My advise might not be the best but it's what worked for me when our master CA certificate expired. These are my raw notes from when I had to renew our puppetserver certificate. The original certificate was likely Puppet 4 and expired when running Puppet 6. I googled around and took some steps from various blog posts I found so most of this isn't my original ideas:
# Verify
cd /etc/puppetlabs/puppet/ssl/ca
( openssl rsa -noout -modulus -in ca_key.pem 2> /dev/null | openssl md5 ; openssl x509 -noout -modulus -in ca_crt.pem 2> /dev/null | openssl md5 )
# Generate new CSR
openssl x509 -x509toreq -in ca_crt.pem -signkey ca_key.pem -out ca_csr.pem
# Sign
cat > extension.cnf << EOF
[CA_extensions]
basicConstraints = critical,CA:TRUE
nsComment = "Puppet Ruby/OpenSSL Internal Certificate"

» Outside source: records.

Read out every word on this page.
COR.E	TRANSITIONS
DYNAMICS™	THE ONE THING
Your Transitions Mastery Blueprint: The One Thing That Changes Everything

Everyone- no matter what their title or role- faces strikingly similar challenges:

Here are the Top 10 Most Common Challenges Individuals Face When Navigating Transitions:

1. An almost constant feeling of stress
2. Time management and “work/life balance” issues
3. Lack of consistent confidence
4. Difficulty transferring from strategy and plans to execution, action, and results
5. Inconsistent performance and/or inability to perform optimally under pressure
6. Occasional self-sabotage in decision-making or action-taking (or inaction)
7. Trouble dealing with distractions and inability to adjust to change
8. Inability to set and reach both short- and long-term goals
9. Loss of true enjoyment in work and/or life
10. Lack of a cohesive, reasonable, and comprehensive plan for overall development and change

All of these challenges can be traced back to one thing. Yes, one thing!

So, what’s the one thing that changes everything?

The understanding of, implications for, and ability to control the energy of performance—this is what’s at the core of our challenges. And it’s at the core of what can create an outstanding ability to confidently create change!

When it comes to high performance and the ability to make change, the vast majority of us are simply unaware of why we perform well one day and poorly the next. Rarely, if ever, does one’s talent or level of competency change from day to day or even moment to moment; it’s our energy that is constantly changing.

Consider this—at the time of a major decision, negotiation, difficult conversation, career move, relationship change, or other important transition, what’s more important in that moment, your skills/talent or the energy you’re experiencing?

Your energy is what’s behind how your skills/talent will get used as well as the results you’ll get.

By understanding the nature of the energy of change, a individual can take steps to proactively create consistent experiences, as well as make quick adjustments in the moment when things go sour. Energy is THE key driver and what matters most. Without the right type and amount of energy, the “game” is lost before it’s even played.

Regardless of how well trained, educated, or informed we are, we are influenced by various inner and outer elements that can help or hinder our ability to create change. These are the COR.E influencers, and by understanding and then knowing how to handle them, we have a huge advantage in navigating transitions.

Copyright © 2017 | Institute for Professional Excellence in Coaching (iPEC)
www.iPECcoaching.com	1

keyUsage = critical,keyCertSign,cRLSign
subjectKeyIdentifier = hash
EOF
cp ca_crt.pem ca_crt.pem.old
openssl x509 -req -days 3650 -in ca_csr.pem -signkey ca_key.pem -out ca_crt.pem -extfile extension.cnf -extensions CA_extensions
openssl x509 -in ca_crt.pem -noout -text|grep -A 3 Validity
chown puppet: ./*
cd /etc/puppetlabs/puppet/ssl
cp -a ca/ca_crt.pem certs/ca.pem
# CLIENTS
/opt/puppetlabs/bin/puppet resource file /etc/puppetlabs/puppet/ssl/certs/ca.pem ensure=absent
/opt/puppetlabs/bin/puppet ssl download_cert
systemctl restart choria-server
For expired client certs, when that happens to me I will do "rm -rf /etc/puppetlabs/puppet/ssl" on the agent (never master) and then run Puppet which will request new cert then sign the cert and run Puppet again. That process is rather tedious and not something I've automated really well but also not something I have had happen frequently as we don't tend to keep servers around for 5+ years.